The social adjustment of two cats can usually bring about a fair bit of sniffing, crying and jealousy. The cat who has lived in the house for sometime will try to dominate the new arrival just to let her know who is boss and this is his territory. Usually they will settle down after a few days and peace will reign. When you are watching them, they will generally act as if they are not getting along but when you leave them alone, very often they will settle down together and be good friends.

Means for being intimate…

I have found that by rubbing butter on to the new cat’s coat attracts the resident cat and once he has washed the coat of the new cat, they become friends. As with many animals, washing is a sign that they are bonding. It is important to make sure that the new cat has the ability to get away on her own if she is frightened or upset.

Familiar smelling…

I always believe that when picking up a new cat/kitten, it is a good idea to place a blanket that the existing cat has slept on for 2-3 days so that the smell can be transferred to the new cat.
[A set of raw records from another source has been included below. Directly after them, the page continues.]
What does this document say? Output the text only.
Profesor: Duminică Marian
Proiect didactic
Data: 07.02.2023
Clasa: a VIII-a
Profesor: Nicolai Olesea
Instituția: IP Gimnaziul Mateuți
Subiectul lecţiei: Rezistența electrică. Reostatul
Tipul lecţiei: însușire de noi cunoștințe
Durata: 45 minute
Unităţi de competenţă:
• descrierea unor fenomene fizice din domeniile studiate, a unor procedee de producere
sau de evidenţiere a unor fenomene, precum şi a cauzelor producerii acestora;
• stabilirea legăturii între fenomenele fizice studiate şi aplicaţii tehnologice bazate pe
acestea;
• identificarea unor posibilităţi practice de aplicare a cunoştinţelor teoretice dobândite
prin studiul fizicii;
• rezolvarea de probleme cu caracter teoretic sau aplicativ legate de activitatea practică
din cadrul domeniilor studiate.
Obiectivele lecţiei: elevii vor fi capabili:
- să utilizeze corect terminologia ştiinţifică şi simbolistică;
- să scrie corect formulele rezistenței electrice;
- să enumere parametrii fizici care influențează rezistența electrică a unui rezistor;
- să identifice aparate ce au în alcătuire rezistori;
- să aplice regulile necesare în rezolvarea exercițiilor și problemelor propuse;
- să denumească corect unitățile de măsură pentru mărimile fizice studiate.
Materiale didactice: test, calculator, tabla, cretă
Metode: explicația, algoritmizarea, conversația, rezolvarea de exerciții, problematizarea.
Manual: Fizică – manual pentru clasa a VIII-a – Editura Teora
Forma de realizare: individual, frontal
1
This really is a good idea because smell is very important to cats and it helps to lessen the smells of the new animal’s original surroundings. You can also rub the blanket over the new cat before letting him out of the carry box.

Change without realising…

One of the most important things to remember is that you MUST always keep making a fuss of the resident cat to avoid him feeling ignored. Cats are very sensitive to any changes in the way their parents treat them and if ignored for the newcomer they can become very despondent, jealous and often very naughty.

Just keep these things in mind and we hope that your resident feline welcomes the new one with open arms (or paws, I should say!).